Friday 4 September 2020

Douglas Kennedy – Temptation - Review

Douglas Kennedy has an amazing talent as a modern novelist. He has that particular skill to pull the reader into his tale, ensures you can relate personally with at least the main character and drives the story forward not letting up till the last word is written. Calling a book a "page-turner" has become a well used cliché, and has been for many years. However this novel, Temptation, is a riveting yarn, feeling the protagonist's visceral elation and the dregs he feels while fighting for his personal and professional life. Temptation is a well told tale.

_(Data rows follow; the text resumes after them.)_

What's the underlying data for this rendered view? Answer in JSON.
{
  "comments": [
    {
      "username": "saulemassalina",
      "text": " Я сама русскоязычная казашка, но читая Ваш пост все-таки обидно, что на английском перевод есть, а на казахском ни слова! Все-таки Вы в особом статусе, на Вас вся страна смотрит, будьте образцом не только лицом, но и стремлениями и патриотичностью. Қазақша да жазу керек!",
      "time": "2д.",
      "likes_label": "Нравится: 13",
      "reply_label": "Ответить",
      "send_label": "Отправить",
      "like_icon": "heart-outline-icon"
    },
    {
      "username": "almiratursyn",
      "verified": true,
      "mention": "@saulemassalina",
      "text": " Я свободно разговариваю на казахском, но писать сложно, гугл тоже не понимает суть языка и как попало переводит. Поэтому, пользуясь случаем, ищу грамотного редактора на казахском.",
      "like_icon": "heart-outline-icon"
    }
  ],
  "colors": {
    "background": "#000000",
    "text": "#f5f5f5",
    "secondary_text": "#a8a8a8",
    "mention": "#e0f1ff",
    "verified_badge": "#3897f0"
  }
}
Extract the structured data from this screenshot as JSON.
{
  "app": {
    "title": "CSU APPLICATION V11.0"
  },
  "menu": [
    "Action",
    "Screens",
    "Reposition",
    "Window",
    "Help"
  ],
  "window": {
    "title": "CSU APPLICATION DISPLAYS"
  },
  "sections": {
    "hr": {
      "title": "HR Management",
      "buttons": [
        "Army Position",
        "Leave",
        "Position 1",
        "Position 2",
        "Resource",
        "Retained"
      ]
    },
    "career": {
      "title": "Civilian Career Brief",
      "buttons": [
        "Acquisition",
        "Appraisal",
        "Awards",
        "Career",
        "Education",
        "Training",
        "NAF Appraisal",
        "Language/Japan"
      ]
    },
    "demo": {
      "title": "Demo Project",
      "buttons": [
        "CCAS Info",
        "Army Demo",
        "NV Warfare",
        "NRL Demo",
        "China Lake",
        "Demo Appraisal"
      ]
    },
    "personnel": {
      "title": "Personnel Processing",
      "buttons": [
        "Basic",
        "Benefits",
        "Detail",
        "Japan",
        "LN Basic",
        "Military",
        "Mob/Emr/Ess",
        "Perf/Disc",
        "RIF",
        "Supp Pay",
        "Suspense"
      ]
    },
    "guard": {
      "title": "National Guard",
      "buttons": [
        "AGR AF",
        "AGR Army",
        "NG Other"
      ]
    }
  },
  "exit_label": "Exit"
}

David Armitage happens to be a regular guy, a struggling writer who has been working at a commercial bookstore for thirteen years. David's wife tried the acting gig, both moving from the mid west to become successful artists in the "big smoke", Hollywood, only finding the pressures of simply making a living, putting food on the table, too great, so both get "regular jobs...he a retailer and she a telemarketer. Then the baby comes along and now making a living becomes serious. David however continues to write stage plays and screenplays, managing to get a true blue agent that believes in his talent, a rarity, it seems, in tinsel town.

One morning he receives "the" phone call that every writer only dreams about: a studio has an interest in his script and wants to buy it and do a pilot for television. The avalanche of success begins, and the pilot leads to a hit comedy that skyrockets in the ratings...David Armitage is now the most talked about writer in town and the bucks are rolling in.

The goddess of success, however, is not a compassionate mistress, and David Armitage, blind to the many pitfalls, leaves his wife and daughter for a high octane producer at the Fox Network. Life could not really get any better, money, a beautiful girlfriend, lavish apartment, liquid lunches, presentation dinners and a request from a multi-billionaire to collaborate on a new project.

Armitage is invited to the billionaire's personal island in the Caribbean, experiencing luxury in the extreme, meeting the man's beautiful wife when, slowly, things start to go awry in David's life. Has he sabotaged his own success or is there something more sinister going on?

Temptation is an entertaining and clever novel. As readers, we actually feel David's euphoria from his successes and his frustration, anger and his want of revenge when life turns in the wrong direction.

I have never been disappointed with any of Kennedy's novels and certainly not with this one.